The platform is created with the support of the World Health Organization and is open to all businesses and industry groups, as well as other stakeholders, aiming to integrate and inform joint action.

As an organization, the Forum has a track record of supporting efforts to contain epidemics. In 2017, at our Annual Meeting, the Coalition for Epidemic Preparedness Innovations (CEPI) was launched – bringing together experts from government, business, health, academia and civil society to accelerate the development of vaccines. CEPI is currently supporting the race to develop a vaccine against this strand of the coronavirus.

'Our hospitals are overwhelmed'

Dr Macchini is not the only medical professional to sound the alarm on social media.

In the UK, Dr Jason Van Schoor, a registrar in Anaesthesia & Intensive Care Medicine and academic fellow at UCL, posted a Twitter thread based on input from a doctor friend in northern Italy.

The thread echoed the tone of Dr Macchini, warning of exhausted doctors unable to save an influx of coronavirus patients.

You can read the full thread here.

Fighting complacency

At the start of her thread, Dr Silvia Stringhini, who is based in Geneva, warned against a sense of complacency elsewhere in Europe.
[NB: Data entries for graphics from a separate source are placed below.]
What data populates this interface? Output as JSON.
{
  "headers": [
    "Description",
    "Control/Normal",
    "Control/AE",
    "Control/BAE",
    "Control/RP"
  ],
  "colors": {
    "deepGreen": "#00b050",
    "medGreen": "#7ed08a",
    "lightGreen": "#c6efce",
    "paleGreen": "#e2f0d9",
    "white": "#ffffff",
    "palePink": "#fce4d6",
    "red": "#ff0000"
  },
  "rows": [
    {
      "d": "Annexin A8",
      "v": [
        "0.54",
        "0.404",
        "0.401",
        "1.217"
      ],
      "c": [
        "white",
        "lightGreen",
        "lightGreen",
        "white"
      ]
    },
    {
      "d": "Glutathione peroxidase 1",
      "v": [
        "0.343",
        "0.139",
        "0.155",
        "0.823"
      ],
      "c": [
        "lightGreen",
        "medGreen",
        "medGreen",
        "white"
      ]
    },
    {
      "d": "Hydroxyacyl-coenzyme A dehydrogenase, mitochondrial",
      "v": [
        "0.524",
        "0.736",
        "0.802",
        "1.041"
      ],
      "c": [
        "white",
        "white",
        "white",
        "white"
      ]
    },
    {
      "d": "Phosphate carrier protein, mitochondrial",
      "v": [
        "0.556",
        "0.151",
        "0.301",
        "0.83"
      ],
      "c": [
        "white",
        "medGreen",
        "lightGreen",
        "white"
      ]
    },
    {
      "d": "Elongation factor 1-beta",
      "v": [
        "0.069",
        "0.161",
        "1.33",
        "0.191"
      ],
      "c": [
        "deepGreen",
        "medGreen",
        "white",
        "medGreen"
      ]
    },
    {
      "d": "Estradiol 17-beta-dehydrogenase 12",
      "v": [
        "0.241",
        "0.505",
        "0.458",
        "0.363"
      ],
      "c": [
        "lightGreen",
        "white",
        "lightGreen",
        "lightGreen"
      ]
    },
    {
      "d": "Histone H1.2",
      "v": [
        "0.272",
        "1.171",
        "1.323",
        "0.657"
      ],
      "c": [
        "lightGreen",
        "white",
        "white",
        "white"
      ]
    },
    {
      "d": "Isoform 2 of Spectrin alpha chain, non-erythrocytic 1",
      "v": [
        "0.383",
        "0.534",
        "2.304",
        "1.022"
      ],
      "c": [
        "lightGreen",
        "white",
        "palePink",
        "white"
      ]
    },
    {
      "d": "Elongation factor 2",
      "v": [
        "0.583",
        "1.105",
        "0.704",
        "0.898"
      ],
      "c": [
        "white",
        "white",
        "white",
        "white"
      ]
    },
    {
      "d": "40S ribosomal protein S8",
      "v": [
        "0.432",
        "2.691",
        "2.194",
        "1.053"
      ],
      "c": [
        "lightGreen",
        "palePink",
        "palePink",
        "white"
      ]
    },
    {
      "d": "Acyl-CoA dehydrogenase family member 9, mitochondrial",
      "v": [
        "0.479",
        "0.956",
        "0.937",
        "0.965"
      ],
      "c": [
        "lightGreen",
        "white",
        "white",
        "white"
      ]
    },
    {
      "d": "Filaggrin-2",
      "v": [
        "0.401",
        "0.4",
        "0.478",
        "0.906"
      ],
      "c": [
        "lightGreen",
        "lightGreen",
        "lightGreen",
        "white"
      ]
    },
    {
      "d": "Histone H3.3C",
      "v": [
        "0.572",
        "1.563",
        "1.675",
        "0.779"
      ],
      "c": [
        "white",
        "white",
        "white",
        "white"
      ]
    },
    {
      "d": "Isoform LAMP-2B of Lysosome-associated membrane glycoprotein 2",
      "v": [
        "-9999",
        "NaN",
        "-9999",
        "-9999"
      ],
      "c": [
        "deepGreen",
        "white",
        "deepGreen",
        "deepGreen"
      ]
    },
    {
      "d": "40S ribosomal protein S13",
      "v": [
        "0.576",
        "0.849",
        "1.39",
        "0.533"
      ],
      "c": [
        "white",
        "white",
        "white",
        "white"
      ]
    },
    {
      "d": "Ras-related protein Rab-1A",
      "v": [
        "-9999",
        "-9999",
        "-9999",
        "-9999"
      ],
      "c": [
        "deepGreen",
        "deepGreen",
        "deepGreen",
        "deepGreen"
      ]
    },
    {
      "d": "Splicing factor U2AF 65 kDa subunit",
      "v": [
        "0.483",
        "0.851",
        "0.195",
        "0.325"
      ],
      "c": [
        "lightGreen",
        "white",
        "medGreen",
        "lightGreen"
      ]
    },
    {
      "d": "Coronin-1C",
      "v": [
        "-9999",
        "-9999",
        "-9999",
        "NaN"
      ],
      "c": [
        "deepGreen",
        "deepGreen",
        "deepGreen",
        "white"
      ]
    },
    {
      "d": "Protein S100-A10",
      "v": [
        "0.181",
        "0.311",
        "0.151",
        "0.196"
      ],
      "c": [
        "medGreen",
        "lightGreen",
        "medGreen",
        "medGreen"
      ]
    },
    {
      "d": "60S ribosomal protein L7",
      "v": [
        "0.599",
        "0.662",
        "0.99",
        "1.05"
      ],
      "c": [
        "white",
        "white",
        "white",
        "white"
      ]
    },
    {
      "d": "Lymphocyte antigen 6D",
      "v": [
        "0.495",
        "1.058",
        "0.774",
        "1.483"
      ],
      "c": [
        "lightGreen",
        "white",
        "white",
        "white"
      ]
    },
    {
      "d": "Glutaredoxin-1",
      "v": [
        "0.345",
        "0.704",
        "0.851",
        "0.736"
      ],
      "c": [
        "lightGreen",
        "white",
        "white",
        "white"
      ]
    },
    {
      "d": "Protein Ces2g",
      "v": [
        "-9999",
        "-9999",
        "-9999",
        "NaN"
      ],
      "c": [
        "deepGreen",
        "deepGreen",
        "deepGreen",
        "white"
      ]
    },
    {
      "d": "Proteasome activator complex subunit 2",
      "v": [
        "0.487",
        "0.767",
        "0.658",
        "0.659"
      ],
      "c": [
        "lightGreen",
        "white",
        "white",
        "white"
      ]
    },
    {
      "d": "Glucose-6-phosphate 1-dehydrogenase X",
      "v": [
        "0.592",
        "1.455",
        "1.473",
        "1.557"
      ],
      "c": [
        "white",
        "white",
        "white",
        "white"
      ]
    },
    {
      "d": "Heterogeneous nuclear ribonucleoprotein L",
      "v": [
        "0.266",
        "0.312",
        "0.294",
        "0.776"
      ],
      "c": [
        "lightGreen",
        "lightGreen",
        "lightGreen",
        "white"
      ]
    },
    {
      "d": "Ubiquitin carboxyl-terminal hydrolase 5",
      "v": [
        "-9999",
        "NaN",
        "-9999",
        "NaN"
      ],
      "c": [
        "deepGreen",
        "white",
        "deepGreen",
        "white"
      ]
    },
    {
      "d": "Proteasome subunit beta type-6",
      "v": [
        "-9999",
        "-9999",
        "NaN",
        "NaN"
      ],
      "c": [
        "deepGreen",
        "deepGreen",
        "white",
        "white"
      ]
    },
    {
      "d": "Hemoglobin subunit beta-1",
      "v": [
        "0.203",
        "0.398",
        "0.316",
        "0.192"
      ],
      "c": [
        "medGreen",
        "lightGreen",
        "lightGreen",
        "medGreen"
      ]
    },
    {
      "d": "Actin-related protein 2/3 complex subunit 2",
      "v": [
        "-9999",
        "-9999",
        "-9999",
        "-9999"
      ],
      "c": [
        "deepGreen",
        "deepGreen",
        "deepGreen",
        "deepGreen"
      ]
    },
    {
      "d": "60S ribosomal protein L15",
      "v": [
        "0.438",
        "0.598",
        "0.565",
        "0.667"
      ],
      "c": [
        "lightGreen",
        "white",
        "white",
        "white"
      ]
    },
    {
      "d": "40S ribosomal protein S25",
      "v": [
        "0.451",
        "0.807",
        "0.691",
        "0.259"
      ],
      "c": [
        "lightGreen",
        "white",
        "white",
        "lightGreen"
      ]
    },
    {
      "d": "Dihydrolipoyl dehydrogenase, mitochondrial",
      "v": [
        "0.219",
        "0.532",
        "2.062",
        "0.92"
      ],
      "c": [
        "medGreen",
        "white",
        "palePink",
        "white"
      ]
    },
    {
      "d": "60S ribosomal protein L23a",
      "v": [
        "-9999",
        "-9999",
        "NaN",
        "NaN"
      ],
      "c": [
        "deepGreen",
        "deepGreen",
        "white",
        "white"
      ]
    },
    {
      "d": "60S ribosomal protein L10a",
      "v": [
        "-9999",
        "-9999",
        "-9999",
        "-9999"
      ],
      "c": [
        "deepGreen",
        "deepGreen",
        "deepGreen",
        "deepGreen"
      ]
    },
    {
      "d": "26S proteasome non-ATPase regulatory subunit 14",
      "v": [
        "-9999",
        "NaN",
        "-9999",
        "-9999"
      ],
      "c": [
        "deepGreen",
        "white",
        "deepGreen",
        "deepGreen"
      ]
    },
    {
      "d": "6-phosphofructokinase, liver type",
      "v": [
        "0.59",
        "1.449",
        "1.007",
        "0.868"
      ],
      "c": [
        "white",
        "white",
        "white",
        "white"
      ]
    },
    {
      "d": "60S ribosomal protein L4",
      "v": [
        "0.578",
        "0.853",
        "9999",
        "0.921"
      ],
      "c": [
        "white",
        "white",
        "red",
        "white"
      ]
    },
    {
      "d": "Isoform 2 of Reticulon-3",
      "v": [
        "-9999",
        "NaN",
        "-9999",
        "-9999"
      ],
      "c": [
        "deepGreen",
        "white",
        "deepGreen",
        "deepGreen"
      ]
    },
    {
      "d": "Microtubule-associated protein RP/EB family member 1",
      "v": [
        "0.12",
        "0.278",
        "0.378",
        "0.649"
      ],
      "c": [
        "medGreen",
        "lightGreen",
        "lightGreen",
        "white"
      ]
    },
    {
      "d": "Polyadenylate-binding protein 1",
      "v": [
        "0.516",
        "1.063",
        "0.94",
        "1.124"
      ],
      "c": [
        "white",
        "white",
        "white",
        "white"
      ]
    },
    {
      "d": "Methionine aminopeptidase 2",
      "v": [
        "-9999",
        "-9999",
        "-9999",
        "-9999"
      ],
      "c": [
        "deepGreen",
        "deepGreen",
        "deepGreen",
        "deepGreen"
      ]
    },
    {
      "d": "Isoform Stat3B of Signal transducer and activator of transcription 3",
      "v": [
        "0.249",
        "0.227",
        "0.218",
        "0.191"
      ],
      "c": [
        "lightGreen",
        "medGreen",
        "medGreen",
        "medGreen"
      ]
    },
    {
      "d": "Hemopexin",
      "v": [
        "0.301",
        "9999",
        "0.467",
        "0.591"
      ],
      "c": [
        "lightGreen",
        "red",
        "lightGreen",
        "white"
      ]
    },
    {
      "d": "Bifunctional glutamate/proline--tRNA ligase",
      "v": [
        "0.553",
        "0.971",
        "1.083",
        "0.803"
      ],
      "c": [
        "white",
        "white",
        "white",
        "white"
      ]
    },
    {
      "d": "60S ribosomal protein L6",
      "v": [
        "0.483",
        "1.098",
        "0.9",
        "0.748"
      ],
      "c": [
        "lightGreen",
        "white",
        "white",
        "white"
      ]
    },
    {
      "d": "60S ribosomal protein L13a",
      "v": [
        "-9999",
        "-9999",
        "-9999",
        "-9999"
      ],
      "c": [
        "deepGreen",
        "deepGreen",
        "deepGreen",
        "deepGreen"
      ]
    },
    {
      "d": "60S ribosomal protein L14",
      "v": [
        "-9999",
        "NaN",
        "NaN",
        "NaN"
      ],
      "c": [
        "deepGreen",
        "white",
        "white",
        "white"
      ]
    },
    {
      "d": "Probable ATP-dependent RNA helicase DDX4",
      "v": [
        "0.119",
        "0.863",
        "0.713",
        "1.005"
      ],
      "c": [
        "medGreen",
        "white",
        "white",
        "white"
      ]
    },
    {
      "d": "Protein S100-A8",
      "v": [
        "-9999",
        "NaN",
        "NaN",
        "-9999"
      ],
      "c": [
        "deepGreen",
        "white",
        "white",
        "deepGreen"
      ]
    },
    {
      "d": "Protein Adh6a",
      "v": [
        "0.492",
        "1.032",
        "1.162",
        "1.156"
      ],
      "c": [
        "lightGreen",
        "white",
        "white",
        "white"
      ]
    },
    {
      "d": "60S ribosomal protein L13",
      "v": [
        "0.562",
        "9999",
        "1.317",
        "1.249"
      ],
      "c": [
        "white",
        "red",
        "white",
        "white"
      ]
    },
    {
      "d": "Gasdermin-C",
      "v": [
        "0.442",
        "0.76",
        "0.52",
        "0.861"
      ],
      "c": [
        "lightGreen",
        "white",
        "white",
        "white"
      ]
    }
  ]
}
"I may be repeating myself, but I want to fight this sense of security that I see outside of the epicenters, as if nothing was going to happen 'here'. The media in Europe are reassuring, politicians are reassuring, while there's little to be reassured of."

So far, roughly 12,000 cases have been recorded on the continent. Following Italy, France and Germany are the worst-afflicted.

To protect yourself and others, World Health Organization advice is to wash your hands regularly with soap; avoid touching your face; cough or sneeze into the crook your arm or a tissue; keep a distance of 1 metre from other people; stay at home and call for medical advice if you experience symptoms of the virus.